In Syft, once you’ve clicked on “Valuation” on the left menu bar, the indicative value of the entity is automatically displayed. You will be given the option to select the financial year or a period of 12 months that will run from the your chosen month. You can then name your valuation and click “Save Valuation”. This allows you to include the Valuation in other PDF report packs.

There are four methods that Syft Analytics uses to evaluate your business:

  1. Revenue multiple - estimates value by applying a multiple to revenue

  2. Profit multiple - estimates value by applying a multiple to profit

  3. EBITDA multiple - estimates value by applying a multiple to EBITDA

  4. Net asset value - estimates value by subtracting liabilities from assets

You can make adjustments to any of these methods according to an amount or an account by clicking on "Adjust".

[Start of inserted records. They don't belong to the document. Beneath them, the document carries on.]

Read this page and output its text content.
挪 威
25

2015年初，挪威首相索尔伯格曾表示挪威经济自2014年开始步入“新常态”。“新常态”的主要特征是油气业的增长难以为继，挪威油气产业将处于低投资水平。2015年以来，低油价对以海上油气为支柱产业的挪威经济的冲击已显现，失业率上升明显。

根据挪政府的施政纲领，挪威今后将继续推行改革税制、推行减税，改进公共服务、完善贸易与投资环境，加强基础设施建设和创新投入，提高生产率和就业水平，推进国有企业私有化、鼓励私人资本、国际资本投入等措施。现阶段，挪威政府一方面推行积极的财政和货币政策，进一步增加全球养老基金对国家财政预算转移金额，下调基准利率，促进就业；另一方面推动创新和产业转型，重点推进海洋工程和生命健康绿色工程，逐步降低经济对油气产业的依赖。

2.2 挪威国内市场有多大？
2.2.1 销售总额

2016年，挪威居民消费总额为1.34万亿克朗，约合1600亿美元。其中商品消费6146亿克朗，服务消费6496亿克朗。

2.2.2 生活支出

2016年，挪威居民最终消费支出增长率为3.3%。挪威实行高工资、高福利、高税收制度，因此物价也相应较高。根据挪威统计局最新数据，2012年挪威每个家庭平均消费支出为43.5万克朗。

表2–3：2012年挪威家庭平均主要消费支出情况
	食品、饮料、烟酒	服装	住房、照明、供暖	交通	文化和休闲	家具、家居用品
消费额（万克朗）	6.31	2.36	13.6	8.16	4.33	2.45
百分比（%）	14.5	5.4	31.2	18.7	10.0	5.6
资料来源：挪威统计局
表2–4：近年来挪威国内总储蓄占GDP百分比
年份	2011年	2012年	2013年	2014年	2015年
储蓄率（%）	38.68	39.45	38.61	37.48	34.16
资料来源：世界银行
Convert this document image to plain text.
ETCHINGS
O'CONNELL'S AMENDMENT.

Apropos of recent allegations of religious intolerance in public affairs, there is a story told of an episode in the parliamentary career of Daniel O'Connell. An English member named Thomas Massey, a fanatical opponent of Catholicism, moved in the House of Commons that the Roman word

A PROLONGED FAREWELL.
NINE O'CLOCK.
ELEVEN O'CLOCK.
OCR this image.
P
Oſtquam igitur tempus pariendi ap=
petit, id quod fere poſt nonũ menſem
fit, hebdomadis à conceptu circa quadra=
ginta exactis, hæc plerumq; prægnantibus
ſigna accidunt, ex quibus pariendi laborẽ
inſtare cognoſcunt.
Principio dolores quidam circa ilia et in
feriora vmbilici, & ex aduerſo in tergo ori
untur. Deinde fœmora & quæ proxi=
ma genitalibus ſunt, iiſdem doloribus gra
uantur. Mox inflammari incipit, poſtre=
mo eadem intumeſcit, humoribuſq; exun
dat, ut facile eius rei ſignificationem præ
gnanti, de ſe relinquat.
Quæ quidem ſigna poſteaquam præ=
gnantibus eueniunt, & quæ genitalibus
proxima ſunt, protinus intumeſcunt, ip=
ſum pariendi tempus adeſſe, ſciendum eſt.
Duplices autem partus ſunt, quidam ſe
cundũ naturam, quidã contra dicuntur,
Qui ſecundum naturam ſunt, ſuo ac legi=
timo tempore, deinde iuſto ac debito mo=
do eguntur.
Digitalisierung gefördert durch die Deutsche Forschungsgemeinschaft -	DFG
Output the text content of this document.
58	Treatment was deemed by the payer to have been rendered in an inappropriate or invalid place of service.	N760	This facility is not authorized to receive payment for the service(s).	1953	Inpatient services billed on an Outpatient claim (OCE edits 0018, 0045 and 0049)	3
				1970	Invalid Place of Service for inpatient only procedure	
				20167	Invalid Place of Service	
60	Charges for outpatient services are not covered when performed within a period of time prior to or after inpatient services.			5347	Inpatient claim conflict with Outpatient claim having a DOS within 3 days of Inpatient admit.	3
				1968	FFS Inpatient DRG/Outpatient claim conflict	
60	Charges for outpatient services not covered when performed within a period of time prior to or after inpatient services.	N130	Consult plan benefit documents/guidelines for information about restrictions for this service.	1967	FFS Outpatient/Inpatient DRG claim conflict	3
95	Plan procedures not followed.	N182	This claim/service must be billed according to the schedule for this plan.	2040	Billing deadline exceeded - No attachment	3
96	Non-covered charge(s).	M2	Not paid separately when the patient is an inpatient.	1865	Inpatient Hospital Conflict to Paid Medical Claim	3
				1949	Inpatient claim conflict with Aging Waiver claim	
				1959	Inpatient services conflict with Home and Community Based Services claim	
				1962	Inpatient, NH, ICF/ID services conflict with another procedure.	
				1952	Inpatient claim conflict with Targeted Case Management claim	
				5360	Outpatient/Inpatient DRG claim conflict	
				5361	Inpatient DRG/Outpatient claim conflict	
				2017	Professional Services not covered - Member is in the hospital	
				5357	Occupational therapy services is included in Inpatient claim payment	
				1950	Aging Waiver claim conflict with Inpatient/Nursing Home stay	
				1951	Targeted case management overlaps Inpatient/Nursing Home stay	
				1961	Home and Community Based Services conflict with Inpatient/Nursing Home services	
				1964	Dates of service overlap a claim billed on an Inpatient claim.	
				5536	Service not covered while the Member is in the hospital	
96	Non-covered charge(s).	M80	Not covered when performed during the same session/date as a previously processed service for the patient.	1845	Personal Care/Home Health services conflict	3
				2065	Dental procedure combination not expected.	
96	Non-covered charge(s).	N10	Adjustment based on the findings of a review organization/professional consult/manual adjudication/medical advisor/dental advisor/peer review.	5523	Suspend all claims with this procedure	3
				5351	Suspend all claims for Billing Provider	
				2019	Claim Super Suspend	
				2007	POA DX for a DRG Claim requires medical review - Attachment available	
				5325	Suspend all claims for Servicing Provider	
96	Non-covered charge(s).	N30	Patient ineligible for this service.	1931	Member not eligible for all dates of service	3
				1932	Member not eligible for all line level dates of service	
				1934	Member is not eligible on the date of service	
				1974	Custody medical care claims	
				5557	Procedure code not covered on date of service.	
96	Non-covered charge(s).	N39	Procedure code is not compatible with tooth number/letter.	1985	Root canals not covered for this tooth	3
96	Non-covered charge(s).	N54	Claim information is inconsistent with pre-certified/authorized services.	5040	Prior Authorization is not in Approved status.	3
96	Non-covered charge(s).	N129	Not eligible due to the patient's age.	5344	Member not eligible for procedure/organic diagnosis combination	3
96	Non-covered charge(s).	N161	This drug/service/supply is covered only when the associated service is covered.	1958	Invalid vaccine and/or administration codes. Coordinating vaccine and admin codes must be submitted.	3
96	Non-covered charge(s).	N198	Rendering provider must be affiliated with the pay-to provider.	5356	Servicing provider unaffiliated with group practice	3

For more information on the multiples used in Syft's valuations, read our article here.

Syft's Valuation feature is a great starting point for providing you with an indicative value of your entity.

For the multiples methods, Syft's team of experts has calculated each multiple based on your country, industry, and growth rate. However, this can also be altered by clicking on “Adjust” on the second line of the revenue, profit, and EBITDA tables.

Whether you are wanting to sell your business, attract investors, or deal with litigation issues, conducting a sound business valuation is crucial. But it doesn't have to be a complicated and time-consuming project. Thanks to software like Syft Analytics, conducting a business valuation has never been so simple.